Project Eternity's Kickstarter ticker spins on bringing with it fresh new details from the depths of Obsidian's vault. Today we learn of the design ethos behind the RPG's non-combat abilities: stealth, lock picking, sly talk, and the rest.
Using my Persuasion score of 22 I'll suggest that you look beyond the break for more details: go on, I'll be your friend.
The best RPG's of yesteryear struggled when it came to one fundamental player choice: the non-lethal approach. Often you're presented with many non-lethal skills and abilities only to find that if you invest too heavily in them you're unable to pass a certain enemy *long and contrived cough* Deus Ex: Human Revolution *cough*. Not Project Eternity, or so Obsidian claim in their latest project update.
They've laid out a number of design goals that aim to avoid the pitfalls of their forebears:
- Non-combat skills are gained separately from combat skills.
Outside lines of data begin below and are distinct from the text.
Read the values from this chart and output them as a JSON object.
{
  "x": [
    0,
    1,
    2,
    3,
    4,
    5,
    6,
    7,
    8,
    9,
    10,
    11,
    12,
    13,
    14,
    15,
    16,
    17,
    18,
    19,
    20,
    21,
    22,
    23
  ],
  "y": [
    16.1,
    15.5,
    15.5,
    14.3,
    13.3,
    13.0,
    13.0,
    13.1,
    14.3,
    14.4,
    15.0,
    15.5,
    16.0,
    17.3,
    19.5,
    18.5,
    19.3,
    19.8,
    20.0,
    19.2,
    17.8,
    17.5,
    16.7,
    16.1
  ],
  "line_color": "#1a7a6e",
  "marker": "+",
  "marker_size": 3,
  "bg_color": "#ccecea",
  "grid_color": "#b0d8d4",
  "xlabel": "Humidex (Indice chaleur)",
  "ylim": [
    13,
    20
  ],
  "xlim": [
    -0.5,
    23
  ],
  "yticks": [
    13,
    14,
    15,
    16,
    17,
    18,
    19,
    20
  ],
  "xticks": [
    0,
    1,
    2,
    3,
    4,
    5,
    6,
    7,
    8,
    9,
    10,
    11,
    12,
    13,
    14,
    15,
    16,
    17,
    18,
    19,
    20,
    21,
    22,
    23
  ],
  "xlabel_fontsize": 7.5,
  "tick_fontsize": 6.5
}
You shouldn't have to choose between Magic Missile and Herbalism. They should be separate types of abilities, and you should spend different points to get each one.
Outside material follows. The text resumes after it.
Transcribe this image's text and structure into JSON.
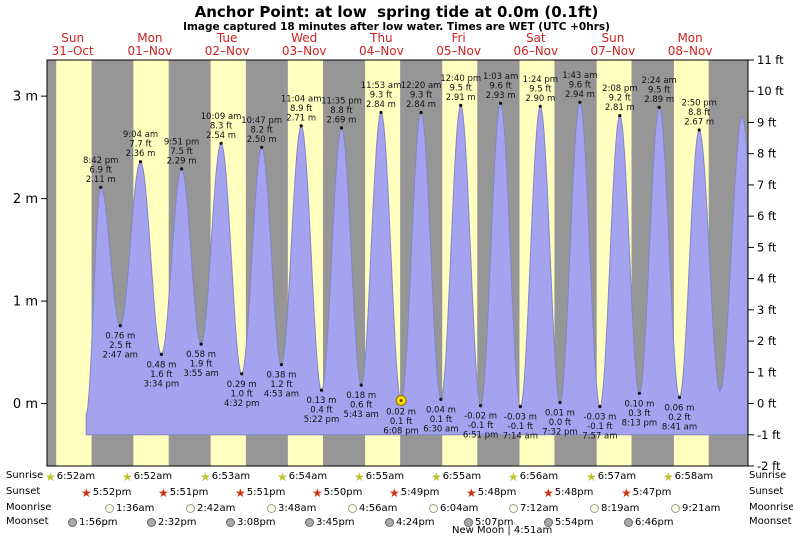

- Non-combat skills do not use the same resources as combat skills. You don't spend the same stuff for a non-combat skill as you do for combat skills. Some don't use anything at all to use, so you will never find yourself unable to blast an opponent if you get caught sneaking.
- All non-combat skills are useful. If we add lockpicking to the game, we will make sure that there are locks to pick and worthwhile rewards for getting past them.
- All non-combat skills can be used frequently. If you take disarm traps as a skill, you should expect more than two traps in the entire game world. Frequency of application has a large impact on how useful something is.
- Combat can be avoided with non-combat skills. There will often be ways to avoid fighting. Yes, we will have the standard methods of talking your way out of a fight or sneaking around an encounter, but there will be other ways too. Perhaps you can re-sanctify a desecrated cemetery to prevent any further undead from rising, or maybe figuring out a way across a ruined bridge will always avoid the bandits on this side of the river.
- Avoiding combat does not lead to less experience gain. You shouldn't go up levels any slower by using your non-combat skills rather than your combat skills. We plan to reward you for your accomplishments, not for your body count.
They're not suggesting that you'll be able to complete the game without killing but by separating combat and non-combat they're not penalising players for investing in the more pacifistic abilities.
As with many Kickstarters, this is still in a theory stage and so we can't go congratulating Obsidian just yet, but this could potentially shift RPGs in a good direction. Emphasising the two play styles in tandem instead of opposing disciplines.